The short answer is Yes, your license is valid in the USA for a tourist visit, because both Greece and the USA are signatories to the 1949 Convention on Road Traffic. The longer answer is that if the license is entirely in Greek, it will probably not be accepted when you need it: at a rental car office, or talking to a policeman. If there is an English translation on the license, you should be good to go. If there is a Latin-alphabet version but the translation is in another language (e.g., French), your success will be in between.
You will not be able to get an International Drivers Permit if already in the USA.

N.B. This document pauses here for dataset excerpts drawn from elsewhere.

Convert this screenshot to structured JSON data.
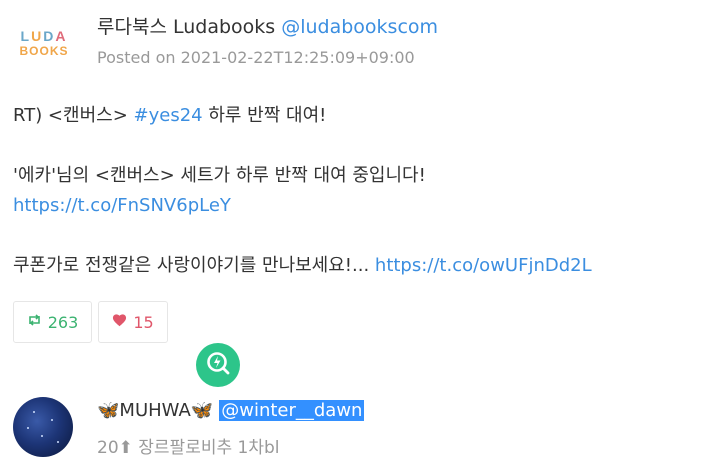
{
  "post": {
    "logo": {
      "row1": [
        "LU",
        "D",
        "A",
        ""
      ],
      "row2": "BOOKS",
      "text": "LUDA BOOKS"
    },
    "author_name": "루다북스 Ludabooks",
    "author_handle": "@ludabookscom",
    "posted": "Posted on 2021-02-22T12:25:09+09:00",
    "line1_prefix": "RT) <캔버스> ",
    "line1_hashtag": "#yes24",
    "line1_suffix": " 하루 반짝 대여!",
    "line2": "'에카'님의 <캔버스> 세트가 하루 반짝 대여 중입니다!",
    "link1": "https://t.co/FnSNV6pLeY",
    "line3_text": "쿠폰가로 전쟁같은 사랑이야기를 만나보세요!... ",
    "link2": "https://t.co/owUFjnDd2L",
    "retweet_count": "263",
    "like_count": "15",
    "colors": {
      "link": "#3b8ee0",
      "retweet": "#3cb371",
      "like": "#e0566a",
      "badge": "#2dc58a"
    }
  },
  "user": {
    "name_prefix": "🦋",
    "name": "MUHWA",
    "name_suffix": "🦋",
    "handle": "@winter__dawn",
    "status": "20⬆ 장르팔로비추 1차bl"
  }
}
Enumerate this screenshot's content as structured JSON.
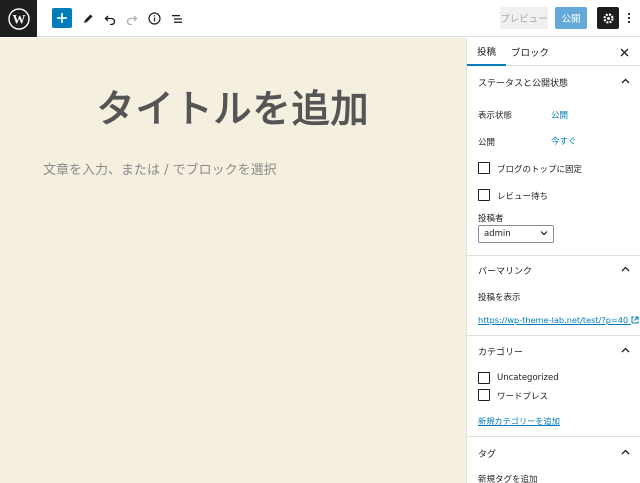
{
  "toolbar": {
    "preview_label": "プレビュー",
    "publish_label": "公開"
  },
  "canvas": {
    "title_placeholder": "タイトルを追加",
    "body_placeholder": "文章を入力、または / でブロックを選択"
  },
  "sidebar": {
    "tabs": [
      {
        "label": "投稿",
        "active": true
      },
      {
        "label": "ブロック",
        "active": false
      }
    ],
    "status_panel": {
      "title": "ステータスと公開状態",
      "visibility_label": "表示状態",
      "visibility_value": "公開",
      "publish_label": "公開",
      "publish_value": "今すぐ",
      "sticky_label": "ブログのトップに固定",
      "pending_label": "レビュー待ち",
      "author_label": "投稿者",
      "author_value": "admin"
    },
    "permalink_panel": {
      "title": "パーマリンク",
      "view_label": "投稿を表示",
      "url": "https://wp-theme-lab.net/test/?p=40"
    },
    "category_panel": {
      "title": "カテゴリー",
      "items": [
        "Uncategorized",
        "ワードプレス"
      ],
      "add_link": "新規カテゴリーを追加"
    },
    "tag_panel": {
      "title": "タグ",
      "add_label": "新規タグを追加"
    }
  },
  "colors": {
    "accent": "#007cba",
    "canvas_bg": "#f5efe0",
    "dark": "#1e1e1e"
  },
  "icons": [
    "wordpress-logo",
    "plus-icon",
    "pen-icon",
    "undo-icon",
    "redo-icon",
    "info-icon",
    "list-view-icon",
    "gear-icon",
    "more-vertical-icon",
    "external-link-icon",
    "chevron-up-icon",
    "close-icon",
    "chevron-down-icon"
  ]
}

I am not sure of Greece, but to get an international license, all you need is your license & 2 passport size photo. I guess you can get it made if you can courier it to Greece. But I do not know if its illegal or will they issue the license without seeing the applicant in person.
Each state has its own driving laws. This official website gives an overview: http://www.usa.gov/Topics/Foreign-Visitors-Driving.shtml
It also provides a link to this page that will let you check the law in any of the 50 states: http://www.usa.gov/Topics/Motor-Vehicles.shtml
It also says, "The residency requirement for obtaining a U.S. driver's license is different in each state. Check the department of motor vehicles in the state where you live to see the requirements" and links to the page above.
It also says, "Once you receive your U.S. driver's license from a state motor vehicle department, you can drive in all U.S. states."